Paramount's forthcoming Star Trek tie-in game is looking to distance itself from the negativity surrounding fellow big name sci-fi outing Aliens: Colonial Marines by delivering an authentic experience that pools all the talent of the big screen version, according to its producers.

There have probably been better times to release licensed games. Just when the well-worn adage that licensed games are uniformly awful looks to be put to bed by the likes of Rocksteady's Batman games, along comes a scrappy mess like Aliens: Colonial Marines to prove that you're never truly safe in the world of tie-ins.

Due out at the end of April and in the run-up to the second instalment of JJ Abram's hugely successful series reboot, Star Trek's proximity to the release of Gearbox's woeful Aliens: Colonial Marines ensure that the most obvious question is what can this game do differently to make sure it doesn't fall in the same trap?

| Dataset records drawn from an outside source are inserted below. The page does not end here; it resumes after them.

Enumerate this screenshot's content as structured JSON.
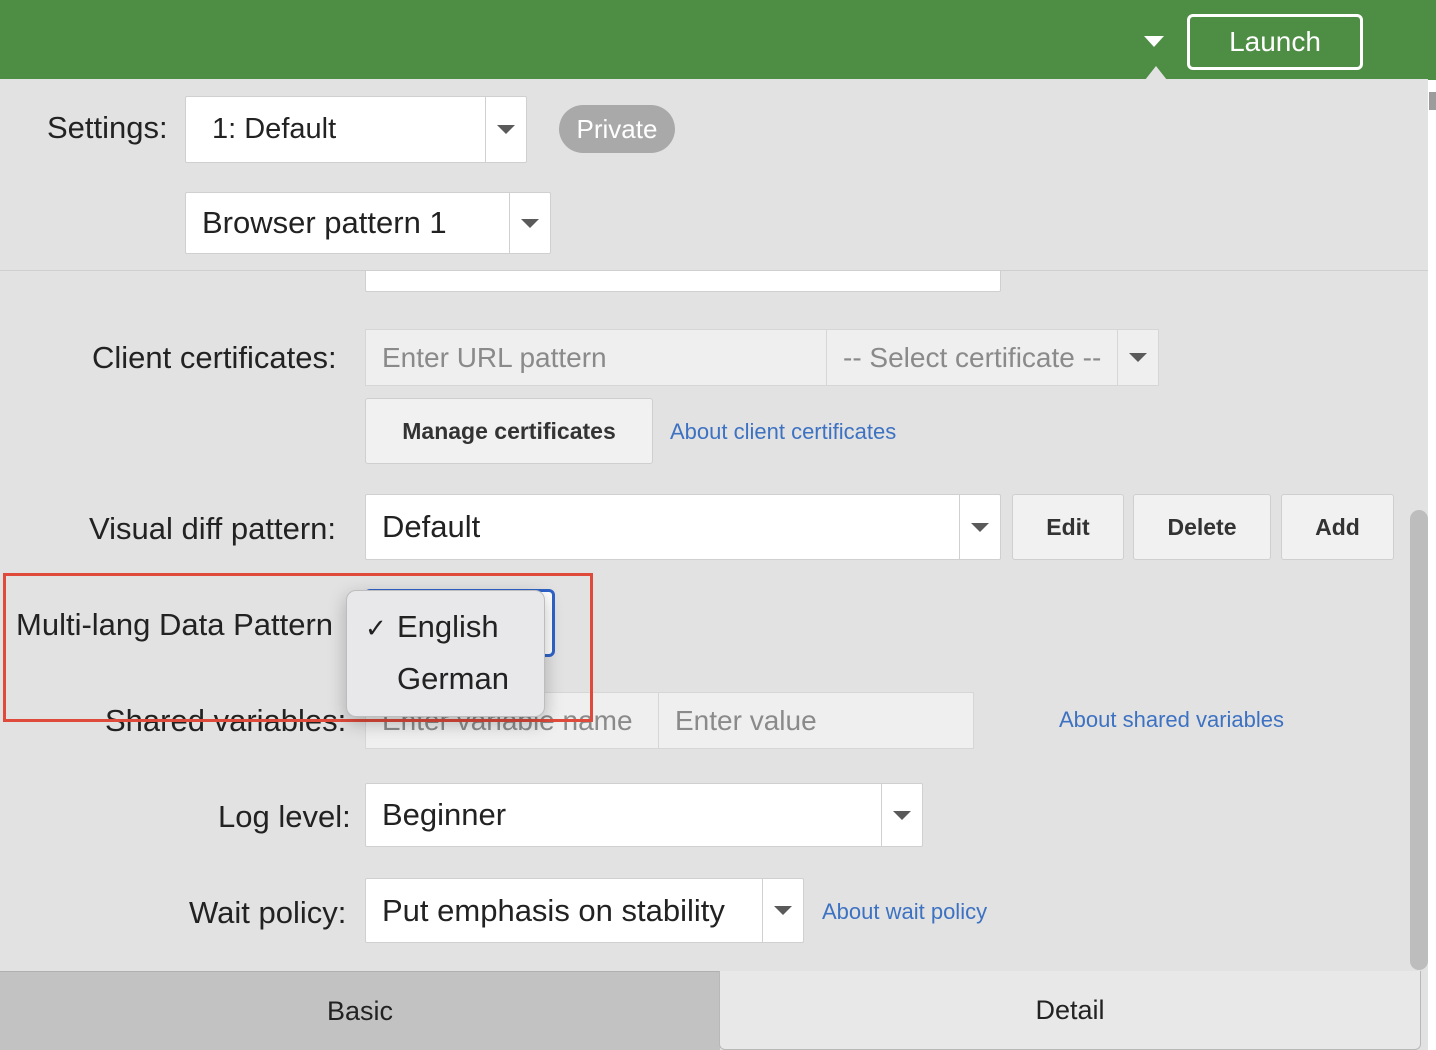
{
  "topbar": {
    "launch_label": "Launch",
    "dropdown_icon": "caret-down-icon"
  },
  "header": {
    "settings_label": "Settings:",
    "settings_value": "1: Default",
    "badge": "Private",
    "browser_pattern_value": "Browser pattern 1"
  },
  "form": {
    "client_certificates": {
      "label": "Client certificates:",
      "url_placeholder": "Enter URL pattern",
      "certificate_placeholder": "-- Select certificate --",
      "manage_button": "Manage certificates",
      "about_link": "About client certificates"
    },
    "visual_diff": {
      "label": "Visual diff pattern:",
      "value": "Default",
      "edit_button": "Edit",
      "delete_button": "Delete",
      "add_button": "Add"
    },
    "multilang": {
      "label": "Multi-lang Data Pattern",
      "options": [
        "English",
        "German"
      ],
      "selected": "English"
    },
    "shared_variables": {
      "label": "Shared variables:",
      "name_placeholder": "Enter variable name",
      "value_placeholder": "Enter value",
      "about_link": "About shared variables"
    },
    "log_level": {
      "label": "Log level:",
      "value": "Beginner"
    },
    "wait_policy": {
      "label": "Wait policy:",
      "value": "Put emphasis on stability",
      "about_link": "About wait policy"
    }
  },
  "tabs": [
    {
      "label": "Basic"
    },
    {
      "label": "Detail"
    }
  ],
  "colors": {
    "topbar": "#4e8d44",
    "link": "#3d72c2",
    "highlight": "#e04a3a"
  }
}
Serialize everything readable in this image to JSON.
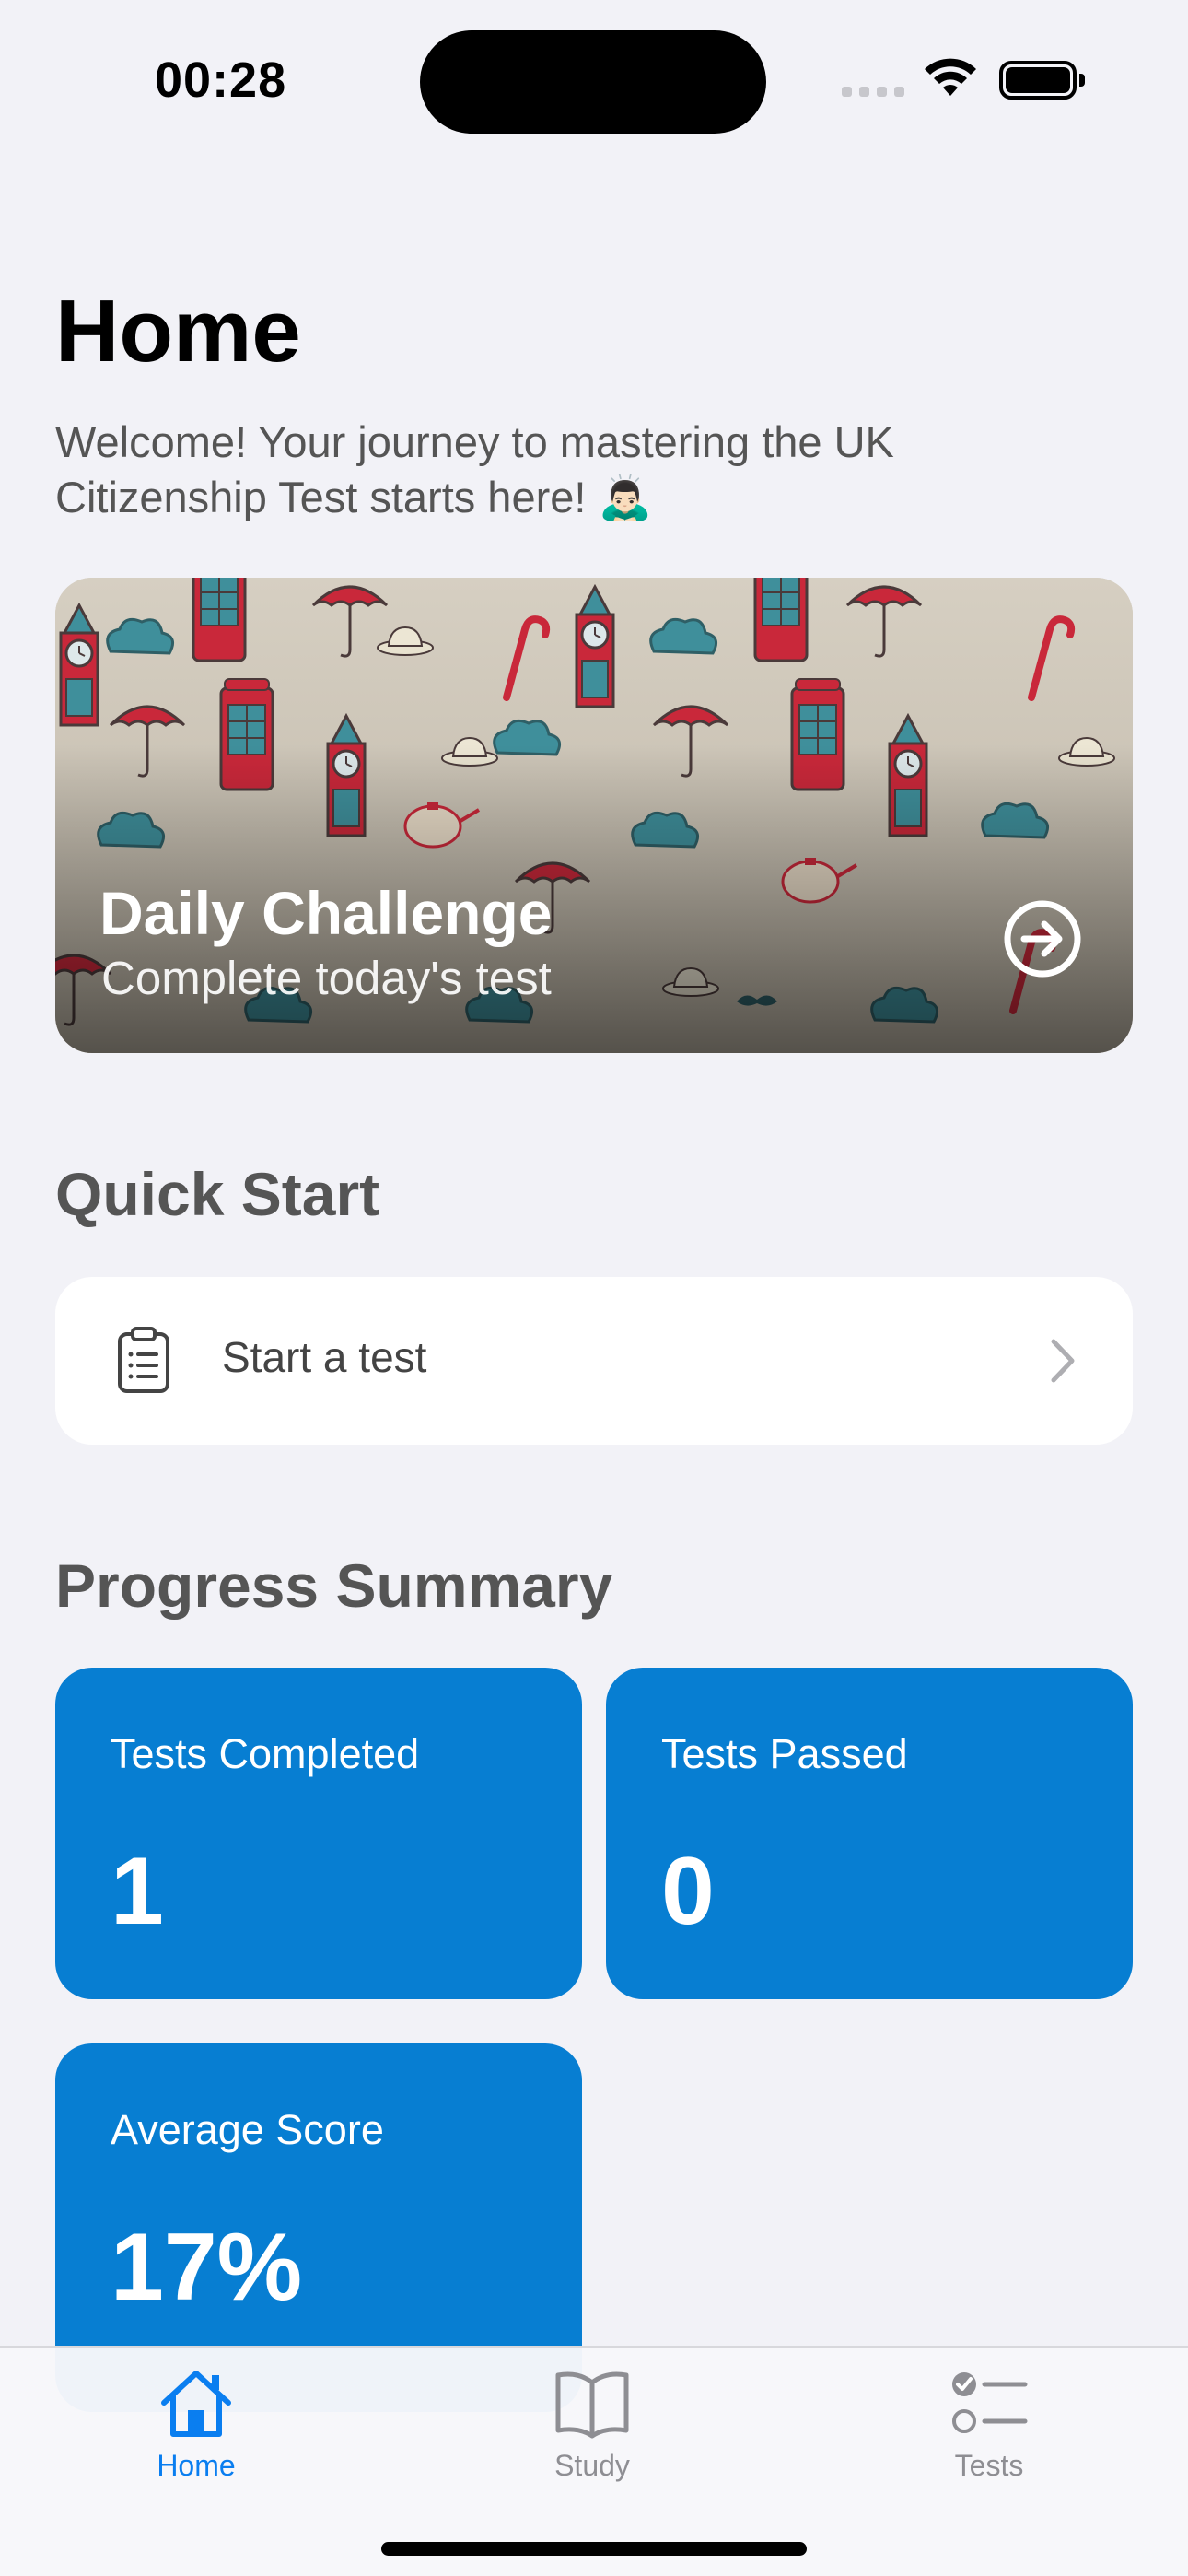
{
  "status_bar": {
    "time": "00:28",
    "icons": [
      "cellular-signal-icon",
      "wifi-icon",
      "battery-icon"
    ]
  },
  "header": {
    "title": "Home",
    "welcome_text": "Welcome! Your journey to mastering the UK Citizenship Test starts here! 🙇🏻‍♂️"
  },
  "daily_challenge": {
    "title": "Daily Challenge",
    "subtitle": "Complete today's test",
    "icon": "arrow-right-circle-icon"
  },
  "quick_start": {
    "section_title": "Quick Start",
    "item_label": "Start a test",
    "item_icon": "clipboard-list-icon"
  },
  "progress_summary": {
    "section_title": "Progress Summary",
    "cards": [
      {
        "label": "Tests Completed",
        "value": "1"
      },
      {
        "label": "Tests Passed",
        "value": "0"
      },
      {
        "label": "Average Score",
        "value": "17%"
      }
    ]
  },
  "tab_bar": {
    "tabs": [
      {
        "label": "Home",
        "icon": "house-icon",
        "active": true
      },
      {
        "label": "Study",
        "icon": "book-icon",
        "active": false
      },
      {
        "label": "Tests",
        "icon": "checklist-icon",
        "active": false
      }
    ]
  },
  "colors": {
    "background": "#f2f2f7",
    "card_blue": "#077ed2",
    "tab_active": "#0a7ef0",
    "tab_inactive": "#8e8e93"
  }
}
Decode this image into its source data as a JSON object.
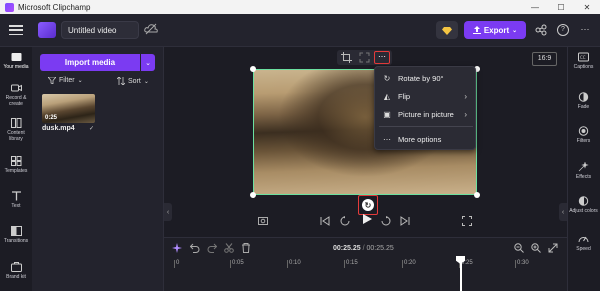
{
  "window": {
    "title": "Microsoft Clipchamp",
    "minimize": "—",
    "maximize": "☐",
    "close": "✕"
  },
  "topbar": {
    "project_name": "Untitled video",
    "export_label": "Export"
  },
  "left_nav": [
    {
      "label": "Your media",
      "icon": "media-icon"
    },
    {
      "label": "Record & create",
      "icon": "record-icon"
    },
    {
      "label": "Content library",
      "icon": "library-icon"
    },
    {
      "label": "Templates",
      "icon": "templates-icon"
    },
    {
      "label": "Text",
      "icon": "text-icon"
    },
    {
      "label": "Transitions",
      "icon": "transitions-icon"
    },
    {
      "label": "Brand kit",
      "icon": "brand-kit-icon"
    }
  ],
  "media_panel": {
    "import_label": "Import media",
    "filter_label": "Filter",
    "sort_label": "Sort",
    "items": [
      {
        "name": "dusk.mp4",
        "duration": "0:25"
      }
    ]
  },
  "preview": {
    "aspect_ratio": "16:9"
  },
  "context_menu": {
    "items": [
      {
        "label": "Rotate by 90°",
        "icon": "rotate-icon",
        "has_submenu": false
      },
      {
        "label": "Flip",
        "icon": "flip-icon",
        "has_submenu": true
      },
      {
        "label": "Picture in picture",
        "icon": "pip-icon",
        "has_submenu": true
      },
      {
        "label": "More options",
        "icon": "more-options-icon",
        "has_submenu": false
      }
    ]
  },
  "timeline": {
    "current_time": "00:25.25",
    "separator": "/",
    "total_time": "00:25.25",
    "ruler": [
      "0",
      "0:05",
      "0:10",
      "0:15",
      "0:20",
      "0:25",
      "0:30"
    ]
  },
  "right_nav": [
    {
      "label": "Captions",
      "icon": "captions-icon"
    },
    {
      "label": "Fade",
      "icon": "fade-icon"
    },
    {
      "label": "Filters",
      "icon": "filters-icon"
    },
    {
      "label": "Effects",
      "icon": "effects-icon"
    },
    {
      "label": "Adjust colors",
      "icon": "adjust-colors-icon"
    },
    {
      "label": "Speed",
      "icon": "speed-icon"
    }
  ],
  "colors": {
    "accent": "#7b3bf2",
    "highlight": "#e53b3b",
    "selection": "#6be0a0"
  }
}
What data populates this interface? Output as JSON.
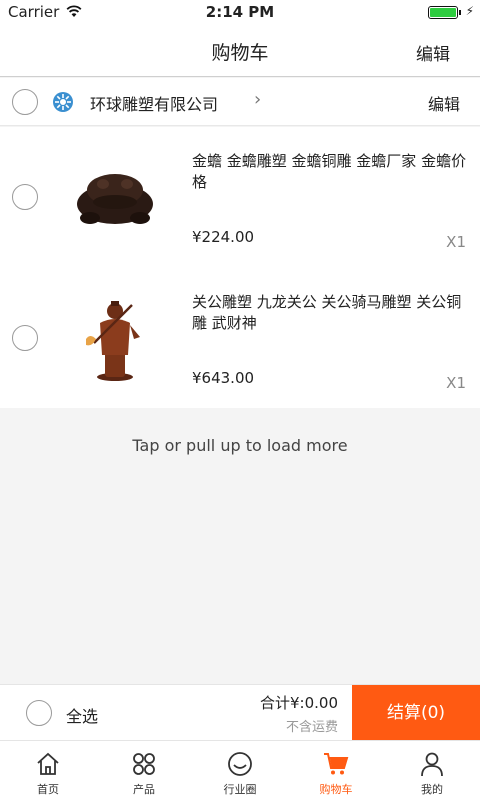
{
  "status": {
    "carrier": "Carrier",
    "time": "2:14 PM"
  },
  "nav": {
    "title": "购物车",
    "edit": "编辑"
  },
  "shop": {
    "name": "环球雕塑有限公司",
    "edit": "编辑"
  },
  "items": [
    {
      "name": "金蟾 金蟾雕塑 金蟾铜雕 金蟾厂家 金蟾价格",
      "price": "¥224.00",
      "qty": "X1"
    },
    {
      "name": "关公雕塑 九龙关公 关公骑马雕塑 关公铜雕 武财神",
      "price": "¥643.00",
      "qty": "X1"
    }
  ],
  "load_more": "Tap or pull up to load more",
  "checkout": {
    "select_all": "全选",
    "total": "合计¥:0.00",
    "shipping": "不含运费",
    "pay": "结算(0)"
  },
  "tabs": [
    {
      "label": "首页",
      "icon": "home-icon"
    },
    {
      "label": "产品",
      "icon": "grid-icon"
    },
    {
      "label": "行业圈",
      "icon": "smile-icon"
    },
    {
      "label": "购物车",
      "icon": "cart-icon",
      "active": true
    },
    {
      "label": "我的",
      "icon": "person-icon"
    }
  ],
  "colors": {
    "accent": "#ff5a12",
    "battery": "#2ecc40"
  }
}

"Our goal was to make the most authentic Star Trek game we could," said Paramount's Brian Miller. "We're not a licensed game - we're funding this and making this ourselves. A traditional licensed game, you get a licensor and say they'll give you some money to make the game. This is a game that we're making in-house, and it's been funded by Paramount Pictures from day one.

"There's a lot of stigma to movie-based games and there have been some that have done it well. But the majority haven't lived up to expectations, and that was something that we've been cautious of since the day we started making this game."

Star Trek the video game, like Abram's reboot, takes inspiration from the original series, sporting likenesses of Chris Pine and Zachary Quinto as Kirk and Spock. The Gorn, a lizard-like species who made an iconic debut in the 1967 episode Arena, take centre-stage, and sport a modern makeover that makes them slightly more threatening than their rubber-suited forefathers.

The game itself is a somewhat spartan mix of combat and exploration, with cover-based gunplay seguing into light co-op as Spock and Kirk fight side-by-side, aid each other when under fire and, perhaps less excitingly, open doors together.

Can it learn from the mistakes of Aliens: Colonial Marines? Miller believes that Paramount, along with publisher Namco Bandai and developer Digital Extremes, has found the right formula, and identified why other tie-ins have failed. "We boiled it down to three things - one was that they didn't give themselves enough times," said Miller. "We also wanted to make sure it was funded correctly. We've been working with the greatest partners we can. Most importantly, we wanted to make sure the same people that brought the film to life, those same minds were working on that game as well."

Will it have worked out? There's not too much of a wait to find out - Star Trek's out across Europe on April 26.